Wenig später aber warb Oskar Hahn von den Grünen wieder, in ähnlichem Tenor wie CDU-Fraktionssprecher Dirk Sautter, für eine Verschiebung der Beschlussfassung. Seine Fraktion stehe hinter dem Projekt und sehe die Wichtigkeit, Wohnraum zu schaffen. Aber: „Die Klausurtagung, die Herr Sautter erwähnt hat, ist in nicht einmal einem Monat, das ist eine absehbare Zeit“ – dort ließe sich darüber reden, was dem Gremium wirklich wichtig sei. Ob man heute oder in zwei Monaten entscheide, mache letztlich keinen Unterschied. Ganz radikal warb Hahn sogar darum, nicht nur die Entscheidung über eine Beauftragung der WBG zur Planung zu vertagen, sondern gleich das ganze Themenpaket.
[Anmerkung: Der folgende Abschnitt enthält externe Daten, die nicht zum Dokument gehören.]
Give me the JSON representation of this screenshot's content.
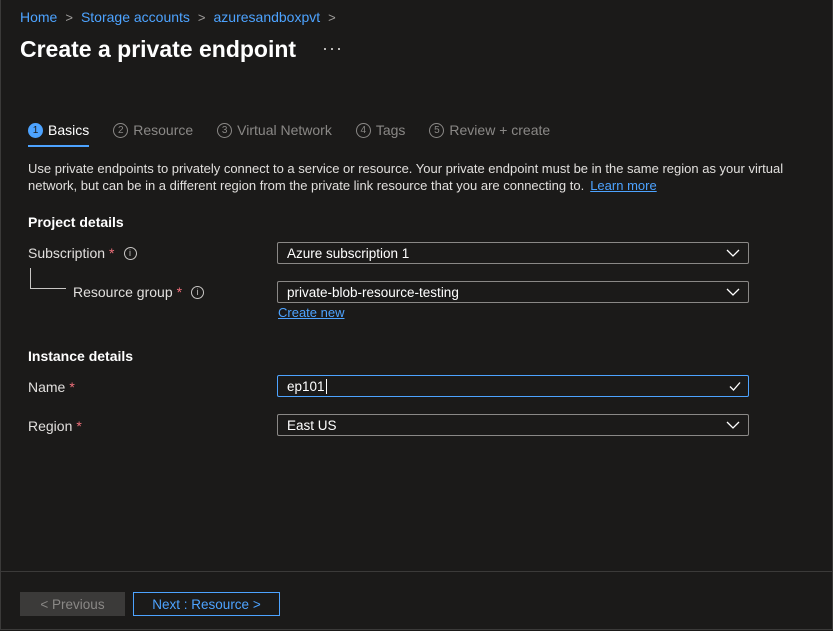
{
  "breadcrumb": [
    "Home",
    "Storage accounts",
    "azuresandboxpvt"
  ],
  "page": {
    "title": "Create a private endpoint",
    "more": "···"
  },
  "tabs": [
    {
      "num": "1",
      "label": "Basics"
    },
    {
      "num": "2",
      "label": "Resource"
    },
    {
      "num": "3",
      "label": "Virtual Network"
    },
    {
      "num": "4",
      "label": "Tags"
    },
    {
      "num": "5",
      "label": "Review + create"
    }
  ],
  "description": {
    "text": "Use private endpoints to privately connect to a service or resource. Your private endpoint must be in the same region as your virtual network, but can be in a different region from the private link resource that you are connecting to.",
    "link": "Learn more"
  },
  "project": {
    "heading": "Project details",
    "subscription_label": "Subscription",
    "subscription_value": "Azure subscription 1",
    "resource_group_label": "Resource group",
    "resource_group_value": "private-blob-resource-testing",
    "create_new": "Create new"
  },
  "instance": {
    "heading": "Instance details",
    "name_label": "Name",
    "name_value": "ep101",
    "region_label": "Region",
    "region_value": "East US"
  },
  "required_marker": "*",
  "info_glyph": "i",
  "footer": {
    "previous": "< Previous",
    "next": "Next : Resource >"
  },
  "colors": {
    "accent": "#4da3ff",
    "background": "#1b1a19",
    "required": "#f1707b"
  }
}
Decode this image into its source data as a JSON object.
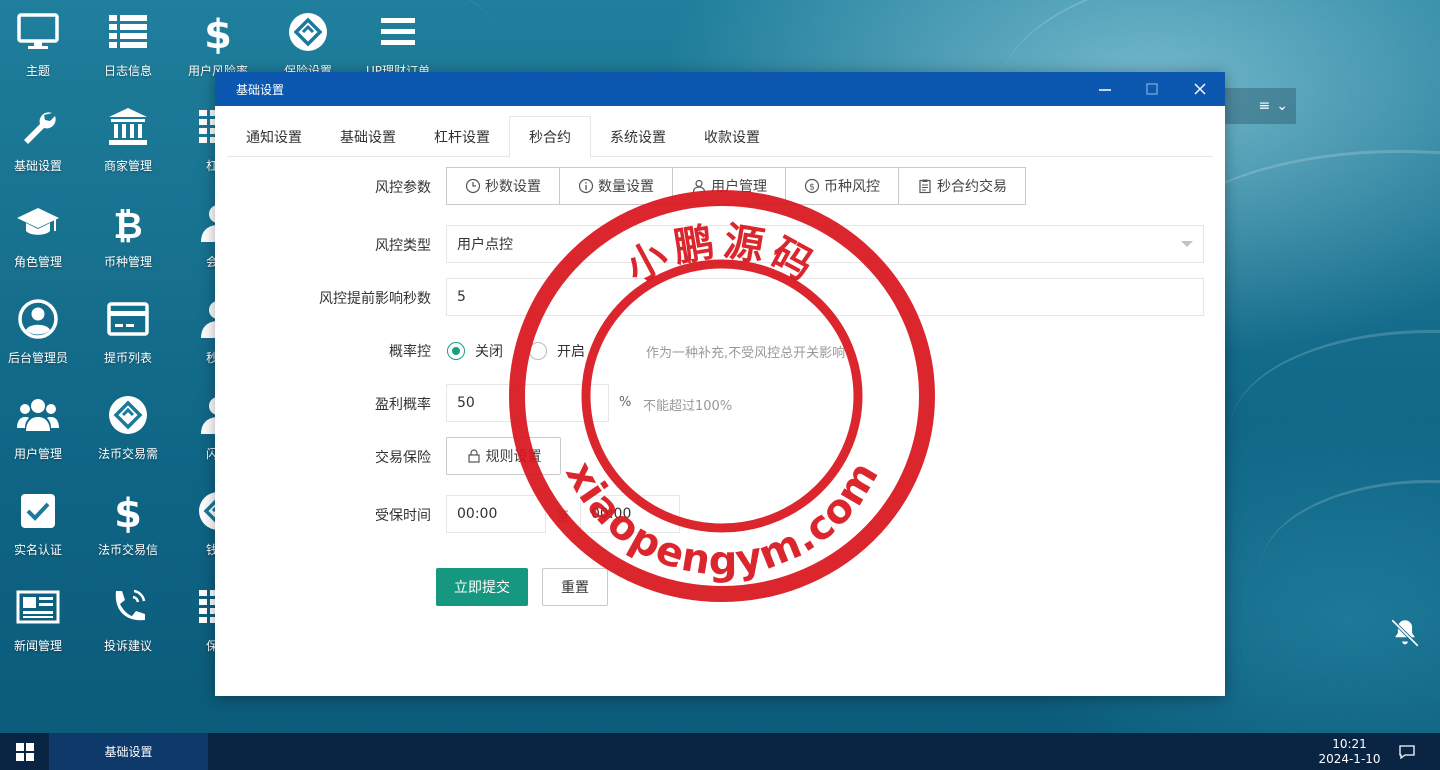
{
  "desktop": {
    "icons": [
      {
        "label": "主题",
        "icon": "monitor-icon"
      },
      {
        "label": "日志信息",
        "icon": "list-icon"
      },
      {
        "label": "用户风险率",
        "icon": "dollar-icon"
      },
      {
        "label": "保险设置",
        "icon": "diamond-logo-icon"
      },
      {
        "label": "UP理财订单",
        "icon": "menu-icon"
      },
      {
        "label": "基础设置",
        "icon": "wrench-icon"
      },
      {
        "label": "商家管理",
        "icon": "bank-icon"
      },
      {
        "label": "杠杆",
        "icon": "list-icon"
      },
      {
        "label": "角色管理",
        "icon": "graduation-cap-icon"
      },
      {
        "label": "币种管理",
        "icon": "bitcoin-icon"
      },
      {
        "label": "会员",
        "icon": "user-icon"
      },
      {
        "label": "后台管理员",
        "icon": "user-circle-icon"
      },
      {
        "label": "提币列表",
        "icon": "credit-card-icon"
      },
      {
        "label": "秒合",
        "icon": "user-icon"
      },
      {
        "label": "用户管理",
        "icon": "users-icon"
      },
      {
        "label": "法币交易需",
        "icon": "diamond-logo-icon"
      },
      {
        "label": "闪兑",
        "icon": "user-icon"
      },
      {
        "label": "实名认证",
        "icon": "check-square-icon"
      },
      {
        "label": "法币交易信",
        "icon": "dollar-icon"
      },
      {
        "label": "钱包",
        "icon": "diamond-logo-icon"
      },
      {
        "label": "新闻管理",
        "icon": "newspaper-icon"
      },
      {
        "label": "投诉建议",
        "icon": "phone-icon"
      },
      {
        "label": "保险",
        "icon": "list-icon"
      }
    ]
  },
  "window": {
    "title": "基础设置",
    "tabs": [
      {
        "label": "通知设置"
      },
      {
        "label": "基础设置"
      },
      {
        "label": "杠杆设置"
      },
      {
        "label": "秒合约",
        "active": true
      },
      {
        "label": "系统设置"
      },
      {
        "label": "收款设置"
      }
    ],
    "form": {
      "risk_params_label": "风控参数",
      "risk_buttons": [
        {
          "label": "秒数设置",
          "icon": "clock-icon"
        },
        {
          "label": "数量设置",
          "icon": "info-icon"
        },
        {
          "label": "用户管理",
          "icon": "user-outline-icon"
        },
        {
          "label": "币种风控",
          "icon": "dollar-circle-icon"
        },
        {
          "label": "秒合约交易",
          "icon": "clipboard-icon"
        }
      ],
      "risk_type_label": "风控类型",
      "risk_type_value": "用户点控",
      "advance_seconds_label": "风控提前影响秒数",
      "advance_seconds_value": "5",
      "probability_label": "概率控",
      "probability_off": "关闭",
      "probability_on": "开启",
      "probability_selected": "关闭",
      "probability_hint": "作为一种补充,不受风控总开关影响",
      "profit_rate_label": "盈利概率",
      "profit_rate_value": "50",
      "profit_rate_unit": "%",
      "profit_rate_hint": "不能超过100%",
      "insurance_label": "交易保险",
      "insurance_button": "规则设置",
      "insured_time_label": "受保时间",
      "insured_time_start": "00:00",
      "insured_time_sep": "至",
      "insured_time_end": "00:00",
      "submit_label": "立即提交",
      "reset_label": "重置"
    }
  },
  "stamp": {
    "top_text": "小鹏源码",
    "bottom_text": "xiaopengym.com",
    "color": "#d8141c"
  },
  "taskbar": {
    "active_window": "基础设置",
    "time": "10:21",
    "date": "2024-1-10"
  }
}
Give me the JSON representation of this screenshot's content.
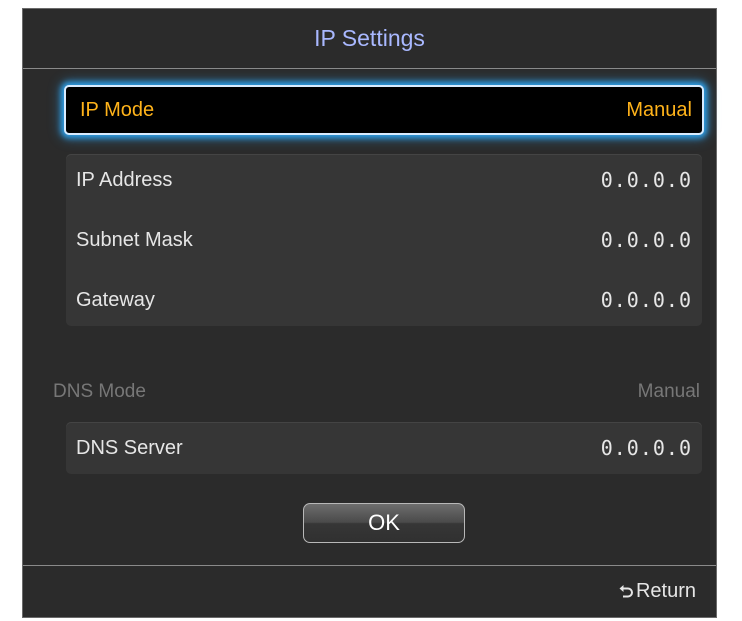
{
  "dialog": {
    "title": "IP Settings"
  },
  "ip_mode": {
    "label": "IP Mode",
    "value": "Manual"
  },
  "ip_fields": [
    {
      "label": "IP Address",
      "value": "0.0.0.0"
    },
    {
      "label": "Subnet Mask",
      "value": "0.0.0.0"
    },
    {
      "label": "Gateway",
      "value": "0.0.0.0"
    }
  ],
  "dns_mode": {
    "label": "DNS Mode",
    "value": "Manual"
  },
  "dns_server": {
    "label": "DNS Server",
    "value": "0.0.0.0"
  },
  "ok_button": {
    "label": "OK"
  },
  "footer": {
    "return_label": "Return",
    "return_icon": "return-arrow-icon"
  },
  "colors": {
    "dialog_bg": "#2b2b2b",
    "title": "#a9b8ff",
    "focus_text": "#ffb31a",
    "focus_glow": "#2e9ee6",
    "dim_text": "#777777"
  }
}
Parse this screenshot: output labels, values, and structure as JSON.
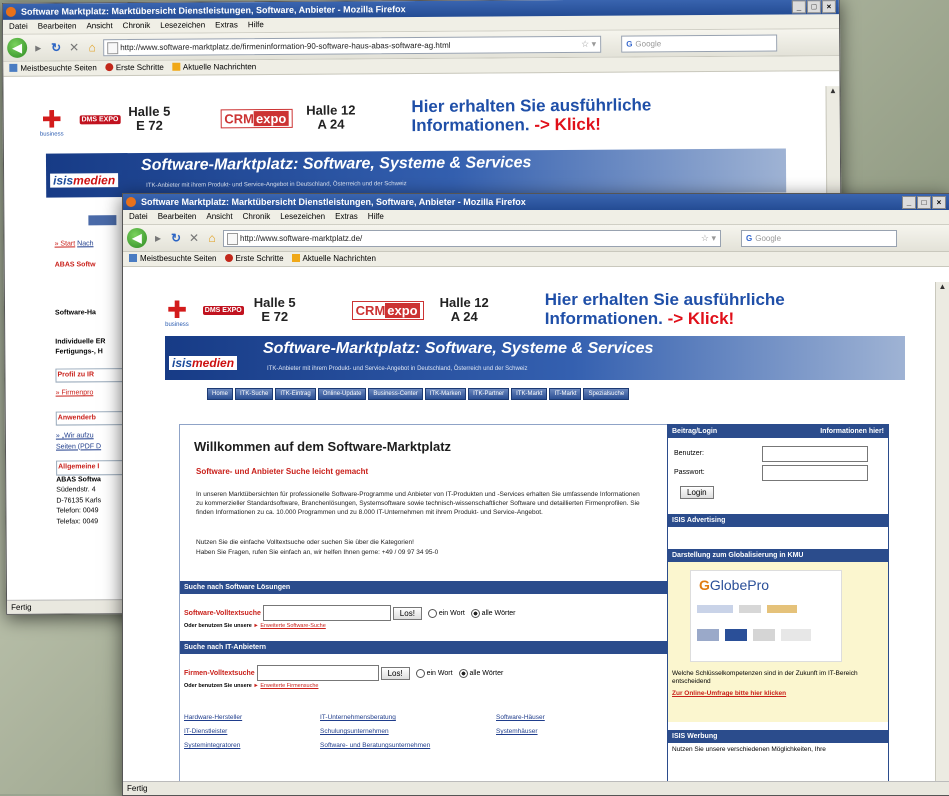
{
  "back_window": {
    "title": "Software Marktplatz: Marktübersicht Dienstleistungen, Software, Anbieter - Mozilla Firefox",
    "menu": [
      "Datei",
      "Bearbeiten",
      "Ansicht",
      "Chronik",
      "Lesezeichen",
      "Extras",
      "Hilfe"
    ],
    "url": "http://www.software-marktplatz.de/firmeninformation-90-software-haus-abas-software-ag.html",
    "search_placeholder": "Google",
    "bookmarks": [
      "Meistbesuchte Seiten",
      "Erste Schritte",
      "Aktuelle Nachrichten"
    ],
    "status": "Fertig",
    "page_fragments": [
      "» Start",
      "Nach",
      "ABAS Softw",
      "Software-Ha",
      "Individuelle ER",
      "Fertigungs-, H",
      "Profil zu IR",
      "» Firmenpro",
      "Anwenderb",
      "» „Wir aufzu",
      "Seiten (PDF D",
      "Allgemeine I",
      "ABAS Softwa",
      "Südendstr. 4",
      "D-76135 Karls",
      "Telefon: 0049",
      "Telefax: 0049"
    ]
  },
  "front_window": {
    "title": "Software Marktplatz: Marktübersicht Dienstleistungen, Software, Anbieter - Mozilla Firefox",
    "menu": [
      "Datei",
      "Bearbeiten",
      "Ansicht",
      "Chronik",
      "Lesezeichen",
      "Extras",
      "Hilfe"
    ],
    "url": "http://www.software-marktplatz.de/",
    "search_placeholder": "Google",
    "bookmarks": [
      "Meistbesuchte Seiten",
      "Erste Schritte",
      "Aktuelle Nachrichten"
    ],
    "status": "Fertig"
  },
  "ad": {
    "business_label": "business",
    "dms_label": "DMS EXPO",
    "hall1_line1": "Halle 5",
    "hall1_line2": "E 72",
    "crm_prefix": "CRM",
    "crm_suffix": "expo",
    "hall2_line1": "Halle 12",
    "hall2_line2": "A 24",
    "info_line1": "Hier erhalten Sie ausführliche",
    "info_line2": "Informationen.",
    "klick": "-> Klick!"
  },
  "banner": {
    "isis": "isis",
    "medien": "medien",
    "title": "Software-Marktplatz: Software, Systeme & Services",
    "subtitle": "ITK-Anbieter mit ihrem Produkt- und Service-Angebot in Deutschland, Österreich und der Schweiz"
  },
  "nav_items": [
    "Home",
    "ITK-Suche",
    "ITK-Eintrag",
    "Online-Update",
    "Business-Center",
    "ITK-Marken",
    "ITK-Partner",
    "ITK-Markt",
    "IT-Markt",
    "Spezialsuche"
  ],
  "main": {
    "welcome_title": "Willkommen auf dem Software-Marktplatz",
    "welcome_sub": "Software- und Anbieter Suche leicht gemacht",
    "intro": "In unseren Marktübersichten für professionelle Software-Programme und Anbieter von IT-Produkten und -Services erhalten Sie umfassende Informationen zu kommerzieller Standardsoftware, Branchenlösungen, Systemsoftware sowie technisch-wissenschaftlicher Software und detaillierten Firmenprofilen. Sie finden Informationen zu ca. 10.000 Programmen und zu 8.000 IT-Unternehmen mit ihrem Produkt- und Service-Angebot.",
    "hint1": "Nutzen Sie die einfache Volltextsuche oder suchen Sie über die Kategorien!",
    "hint2": "Haben Sie Fragen, rufen Sie einfach an, wir helfen Ihnen gerne: +49 / 09 97 34 95-0",
    "software_header": "Suche nach Software Lösungen",
    "software_label": "Software-Volltextsuche",
    "software_button": "Los!",
    "radio_any": "ein Wort",
    "radio_all": "alle Wörter",
    "software_alt": "Oder benutzen Sie unsere",
    "software_link": "Erweiterte Software-Suche",
    "anbieter_header": "Suche nach IT-Anbietern",
    "firmen_label": "Firmen-Volltextsuche",
    "firmen_button": "Los!",
    "firmen_alt": "Oder benutzen Sie unsere",
    "firmen_link": "Erweiterte Firmensuche",
    "cat_col1": [
      "Hardware-Hersteller",
      "IT-Dienstleister",
      "Systemintegratoren"
    ],
    "cat_col2": [
      "IT-Unternehmensberatung",
      "Schulungsunternehmen",
      "Software- und Beratungsunternehmen"
    ],
    "cat_col3": [
      "Software-Häuser",
      "Systemhäuser"
    ]
  },
  "sidebar": {
    "login_header": "Beitrag/Login",
    "login_info": "Informationen hier!",
    "user_label": "Benutzer:",
    "pass_label": "Passwort:",
    "login_button": "Login",
    "advertising_header": "ISIS Advertising",
    "globe_header": "Darstellung zum Globalisierung in KMU",
    "globe_logo": "GlobePro",
    "globe_text": "Welche Schlüsselkompetenzen sind in der Zukunft im IT-Bereich entscheidend",
    "globe_link": "Zur Online-Umfrage bitte hier klicken",
    "werbung_header": "ISIS Werbung",
    "werbung_text": "Nutzen Sie unsere verschiedenen Möglichkeiten, Ihre"
  }
}
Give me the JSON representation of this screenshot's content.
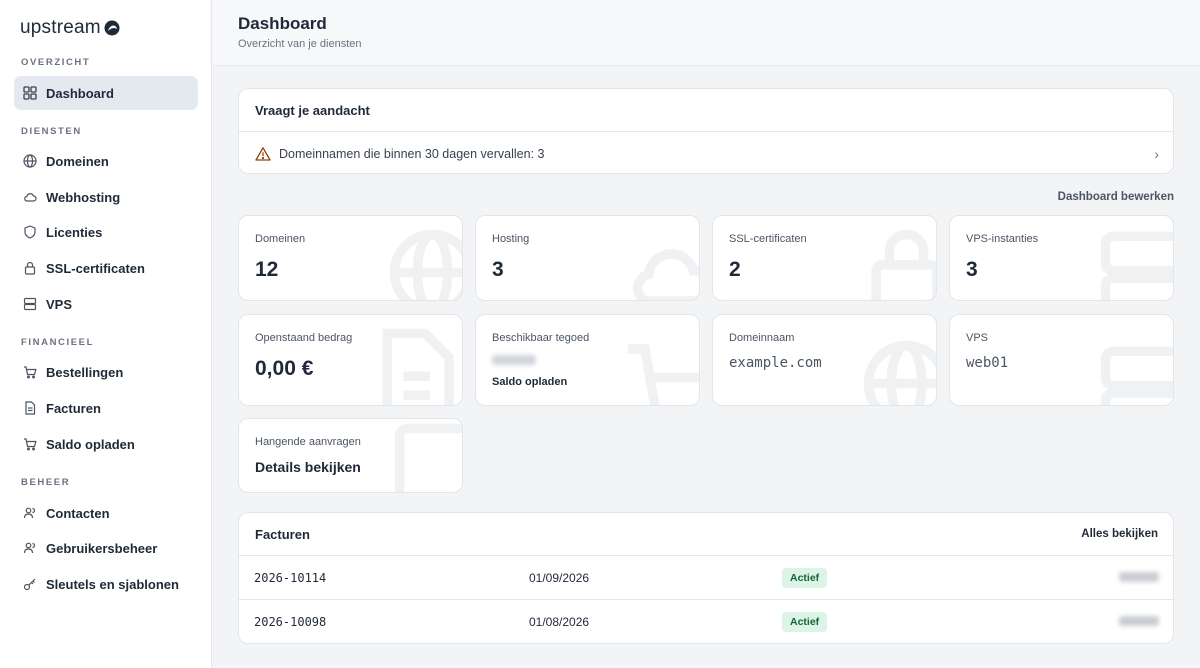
{
  "app": {
    "logo_text": "upstream"
  },
  "sidebar": {
    "sections": [
      {
        "title": "OVERZICHT"
      },
      {
        "title": "DIENSTEN"
      },
      {
        "title": "FINANCIEEL"
      },
      {
        "title": "BEHEER"
      }
    ],
    "items": [
      {
        "label": "Dashboard",
        "icon": "grid-icon",
        "active": true
      },
      {
        "label": "Domeinen",
        "icon": "globe-icon"
      },
      {
        "label": "Webhosting",
        "icon": "cloud-icon"
      },
      {
        "label": "Licenties",
        "icon": "shield-icon"
      },
      {
        "label": "SSL-certificaten",
        "icon": "lock-icon"
      },
      {
        "label": "VPS",
        "icon": "server-icon"
      },
      {
        "label": "Bestellingen",
        "icon": "cart-icon"
      },
      {
        "label": "Facturen",
        "icon": "document-icon"
      },
      {
        "label": "Saldo opladen",
        "icon": "cart-icon"
      },
      {
        "label": "Contacten",
        "icon": "users-icon"
      },
      {
        "label": "Gebruikersbeheer",
        "icon": "users-icon"
      },
      {
        "label": "Sleutels en sjablonen",
        "icon": "key-icon"
      }
    ]
  },
  "header": {
    "title": "Dashboard",
    "subtitle": "Overzicht van je diensten"
  },
  "attention": {
    "title": "Vraagt je aandacht",
    "item": "Domeinnamen die binnen 30 dagen vervallen: 3"
  },
  "edit_dashboard": "Dashboard bewerken",
  "cards": {
    "domains": {
      "label": "Domeinen",
      "value": "12"
    },
    "hosting": {
      "label": "Hosting",
      "value": "3"
    },
    "ssl": {
      "label": "SSL-certificaten",
      "value": "2"
    },
    "vps_instances": {
      "label": "VPS-instanties",
      "value": "3"
    },
    "outstanding": {
      "label": "Openstaand bedrag",
      "value": "0,00 €"
    },
    "balance": {
      "label": "Beschikbaar tegoed",
      "action": "Saldo opladen"
    },
    "domain_name": {
      "label": "Domeinnaam",
      "value": "example.com"
    },
    "vps": {
      "label": "VPS",
      "value": "web01"
    },
    "pending": {
      "label": "Hangende aanvragen",
      "action": "Details bekijken"
    }
  },
  "invoices": {
    "title": "Facturen",
    "view_all": "Alles bekijken",
    "rows": [
      {
        "number": "2026-10114",
        "date": "01/09/2026",
        "status": "Actief"
      },
      {
        "number": "2026-10098",
        "date": "01/08/2026",
        "status": "Actief"
      }
    ]
  },
  "colors": {
    "sidebar_active": "#e4e9f0",
    "badge_bg": "#dcf3e7",
    "badge_text": "#166534",
    "warning": "#b45309"
  }
}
Dann wieder hörte man für die FDP Frank Bonath sprechen, der zu bedenken gab, dass die 126 Wohnungen quasi ein Tropfen auf den heißen Stein seien – alleine um den Bedarf auf der WBG-Warteliste zu stillen, benötige man das Neunfache. Außerdem: „Es ist nicht in der mittelfristigen Finanzplanung drin“, und das Thema sei keine Pflichtaufgabe der Stadt im Gegensatz beispielsweise zu den Aufgaben als Schulträger – erst die Pflicht, dann die Kür. „Wenn wir das jetzt reinmachen, wird das in der Konsequenz bedeuten, wir können irgendetwas anderes nicht machen.“
Sitzungsunterbrechung vorm Finale
Eine Kampfabstimmung kündigte sich an. Hektisches Raunen in den Fraktionen. Ein Handzeichen von CDU-Fraktionssprecher Dirk Sautter und dann der Antrag auf eine Sitzungsunterbrechung. Vertreter der einzelnen Fraktionen, die auf der Suche nach Mehrheiten bei der politischen Konkurrenz anklopften. Andere, die ihre Fraktion zur Geschlossenheit aufforderten. Am Ende eine Grünen-Fraktion, die ihren Antrag auf komplette Verschiebung des ganzen Themenkomplexes zurückzog zugunsten eines gemeinsamen Antrages mit der CDU. Und schließlich die Ablehnung genau dieses Antrags bei 15 Ja- und 20 Neinstimmen sowie einer Enthaltung. Die Mehrheit hat gesprochen, die WBG soll planen. „Glückauf Herr Müldner mit dem neuen Auftrag“, wünschte zuletzt Oberbürgermeister Jürgen Roth dem Geschäftsführer der Wohnungsbaugesellschaft, der nun ein Baufeld im Oberen Brühl in 126 bezahlbare Wohnungen verwandeln soll.